Different uses of Blistering Ammannia
- Aquatic ornamental plant: Because it has pretty pink or purple flowers and thin leaves, Blistering Ammannia is often used in water gardens and ponds.
- Water quality improvement: Blistering Ammannia is known to take in extra nutrients like nitrates and phosphates from the water. This stops algae from growing and makes the water better. Heavy metals can be taken out of polluted water with the help of Ammannia baccifera.
- Medicinal properties: Different parts of the Blistering Ammannia plant are used in traditional medicine to treat stomachaches, diarrhea, and fever. The plant’s leaves, stems, and sap are often used in herbal medicines.
- Natural habitat for aquatic animals: Small fish and snails live in Blistering Ammannia because it is a natural home for them.
- Soil conservation: The roots of the plant help stop soil erosion in water parks and other places where water is present because they grow quickly and stop erosion.
- Livestock feed: People know that the plant is a good source of food for animals, especially in dry places where there may not be much else to eat.
- Biological indicator: Blistering Ammannia can be used to tell how good the water is from a biological point of view. It can tell when the water quality is getting worse because it is sensitive to changes in the pH and chemical levels of the water.
- Aquatic weed control: Blistering Ammannia is a nice plant for aquariums and water parks, but it can take over natural bodies of water if it is not kept in check. When this happens, it can be used as a natural way to get rid of other marine weeds by outcompeting them for food.
- In some parts of India, leaves are used to make a dish called “tambdi bhaji,” which is a type of stir-fry that usually includes a range of local vegetables and spices.
- The leaves add flavor and structure to the dish. They are said to taste a little bit bitter.
- In some places of Africa, the leaves and stems are sometimes cooked and eaten as a vegetable. They can also be used to fill savory pastries.

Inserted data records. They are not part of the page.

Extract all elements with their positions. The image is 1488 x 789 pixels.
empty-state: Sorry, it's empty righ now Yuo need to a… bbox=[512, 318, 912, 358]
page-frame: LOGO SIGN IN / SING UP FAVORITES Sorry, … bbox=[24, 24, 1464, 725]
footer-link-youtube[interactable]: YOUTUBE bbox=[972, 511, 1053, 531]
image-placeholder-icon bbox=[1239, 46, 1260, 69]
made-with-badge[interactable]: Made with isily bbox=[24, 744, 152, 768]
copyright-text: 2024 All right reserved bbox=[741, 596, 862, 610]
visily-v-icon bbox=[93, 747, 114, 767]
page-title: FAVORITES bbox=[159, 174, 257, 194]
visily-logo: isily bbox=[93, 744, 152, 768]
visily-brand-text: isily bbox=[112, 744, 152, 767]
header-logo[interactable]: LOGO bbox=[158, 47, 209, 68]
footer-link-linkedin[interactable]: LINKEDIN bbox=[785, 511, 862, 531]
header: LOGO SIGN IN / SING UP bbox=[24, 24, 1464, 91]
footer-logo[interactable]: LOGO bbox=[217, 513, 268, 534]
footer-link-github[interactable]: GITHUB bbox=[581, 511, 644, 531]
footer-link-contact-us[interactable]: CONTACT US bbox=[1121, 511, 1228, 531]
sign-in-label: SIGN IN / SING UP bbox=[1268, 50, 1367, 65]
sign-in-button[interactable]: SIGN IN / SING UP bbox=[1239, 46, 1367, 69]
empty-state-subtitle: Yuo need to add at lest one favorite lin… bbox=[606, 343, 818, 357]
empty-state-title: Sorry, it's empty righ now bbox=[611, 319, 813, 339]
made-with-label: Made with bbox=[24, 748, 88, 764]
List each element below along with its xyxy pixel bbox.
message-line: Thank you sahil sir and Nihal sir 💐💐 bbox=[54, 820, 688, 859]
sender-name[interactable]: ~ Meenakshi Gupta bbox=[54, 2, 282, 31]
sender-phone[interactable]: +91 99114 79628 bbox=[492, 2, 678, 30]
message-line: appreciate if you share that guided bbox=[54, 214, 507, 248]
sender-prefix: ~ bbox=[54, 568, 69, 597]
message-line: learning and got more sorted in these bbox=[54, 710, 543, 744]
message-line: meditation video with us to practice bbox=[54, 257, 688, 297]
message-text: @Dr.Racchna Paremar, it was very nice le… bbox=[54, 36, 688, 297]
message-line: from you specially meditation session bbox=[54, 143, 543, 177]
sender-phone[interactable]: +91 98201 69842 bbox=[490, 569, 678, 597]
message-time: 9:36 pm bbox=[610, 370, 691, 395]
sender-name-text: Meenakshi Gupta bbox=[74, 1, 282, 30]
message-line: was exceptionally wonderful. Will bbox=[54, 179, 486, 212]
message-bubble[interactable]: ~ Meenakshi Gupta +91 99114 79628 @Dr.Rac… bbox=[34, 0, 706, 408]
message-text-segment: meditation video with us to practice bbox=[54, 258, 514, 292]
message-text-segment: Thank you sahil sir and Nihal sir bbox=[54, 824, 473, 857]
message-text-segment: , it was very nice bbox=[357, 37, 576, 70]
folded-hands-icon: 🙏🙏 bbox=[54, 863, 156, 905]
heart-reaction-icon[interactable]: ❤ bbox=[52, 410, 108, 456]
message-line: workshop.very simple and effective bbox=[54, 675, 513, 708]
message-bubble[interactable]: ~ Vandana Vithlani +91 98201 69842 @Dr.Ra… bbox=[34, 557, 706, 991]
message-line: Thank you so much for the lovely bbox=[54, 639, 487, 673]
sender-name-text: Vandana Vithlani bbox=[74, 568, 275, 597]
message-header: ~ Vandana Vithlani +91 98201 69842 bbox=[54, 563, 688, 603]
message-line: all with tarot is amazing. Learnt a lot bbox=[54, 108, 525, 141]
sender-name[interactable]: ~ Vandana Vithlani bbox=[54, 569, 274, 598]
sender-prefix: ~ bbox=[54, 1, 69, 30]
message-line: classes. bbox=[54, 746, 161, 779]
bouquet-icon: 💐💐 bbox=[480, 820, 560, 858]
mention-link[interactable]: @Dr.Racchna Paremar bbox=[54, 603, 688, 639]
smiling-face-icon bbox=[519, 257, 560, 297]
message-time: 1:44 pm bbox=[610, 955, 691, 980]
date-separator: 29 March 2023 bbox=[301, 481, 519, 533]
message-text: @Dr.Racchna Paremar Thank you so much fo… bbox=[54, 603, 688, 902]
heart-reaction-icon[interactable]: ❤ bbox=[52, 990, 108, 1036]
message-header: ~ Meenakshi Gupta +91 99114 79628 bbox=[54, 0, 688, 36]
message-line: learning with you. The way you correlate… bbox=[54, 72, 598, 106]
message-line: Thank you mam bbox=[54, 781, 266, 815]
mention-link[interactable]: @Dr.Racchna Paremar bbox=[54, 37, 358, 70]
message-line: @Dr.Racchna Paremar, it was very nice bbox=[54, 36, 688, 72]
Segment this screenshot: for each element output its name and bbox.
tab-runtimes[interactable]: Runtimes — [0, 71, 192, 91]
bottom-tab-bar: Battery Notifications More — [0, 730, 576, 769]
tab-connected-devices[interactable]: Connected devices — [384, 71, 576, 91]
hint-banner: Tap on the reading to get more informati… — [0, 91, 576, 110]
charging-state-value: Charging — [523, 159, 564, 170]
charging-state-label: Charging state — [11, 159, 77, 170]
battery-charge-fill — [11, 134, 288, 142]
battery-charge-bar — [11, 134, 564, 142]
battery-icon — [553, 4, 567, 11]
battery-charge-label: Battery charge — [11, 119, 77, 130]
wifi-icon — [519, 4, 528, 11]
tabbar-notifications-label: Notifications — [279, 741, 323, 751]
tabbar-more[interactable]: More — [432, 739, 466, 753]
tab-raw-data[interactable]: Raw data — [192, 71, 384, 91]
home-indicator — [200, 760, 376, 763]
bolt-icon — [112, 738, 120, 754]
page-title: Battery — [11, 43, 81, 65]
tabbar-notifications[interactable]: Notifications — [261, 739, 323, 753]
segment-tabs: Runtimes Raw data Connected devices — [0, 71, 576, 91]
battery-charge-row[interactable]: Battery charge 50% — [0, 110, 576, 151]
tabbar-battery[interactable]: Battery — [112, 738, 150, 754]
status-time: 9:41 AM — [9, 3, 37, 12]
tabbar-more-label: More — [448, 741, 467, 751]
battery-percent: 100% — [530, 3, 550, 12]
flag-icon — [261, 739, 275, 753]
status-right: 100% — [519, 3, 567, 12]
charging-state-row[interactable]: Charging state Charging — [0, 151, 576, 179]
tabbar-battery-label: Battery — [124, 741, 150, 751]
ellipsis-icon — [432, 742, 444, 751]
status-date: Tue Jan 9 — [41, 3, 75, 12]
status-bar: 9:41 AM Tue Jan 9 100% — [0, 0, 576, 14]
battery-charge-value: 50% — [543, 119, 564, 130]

- Sometimes the young leaves are cooked and eaten as a veggie.
- The plant is sometimes grown in yards and parks as an ornamental plant because its red berries and leaves look nice.
- It can help get rid of pollutants in soil and water.
- Some people think it kills insects, which could make it useful for pest control.
- It is a beautiful plant that can grow in both ponds and tanks.
- The plant can also grow in dirt, but it grows best when its roots are partly in water.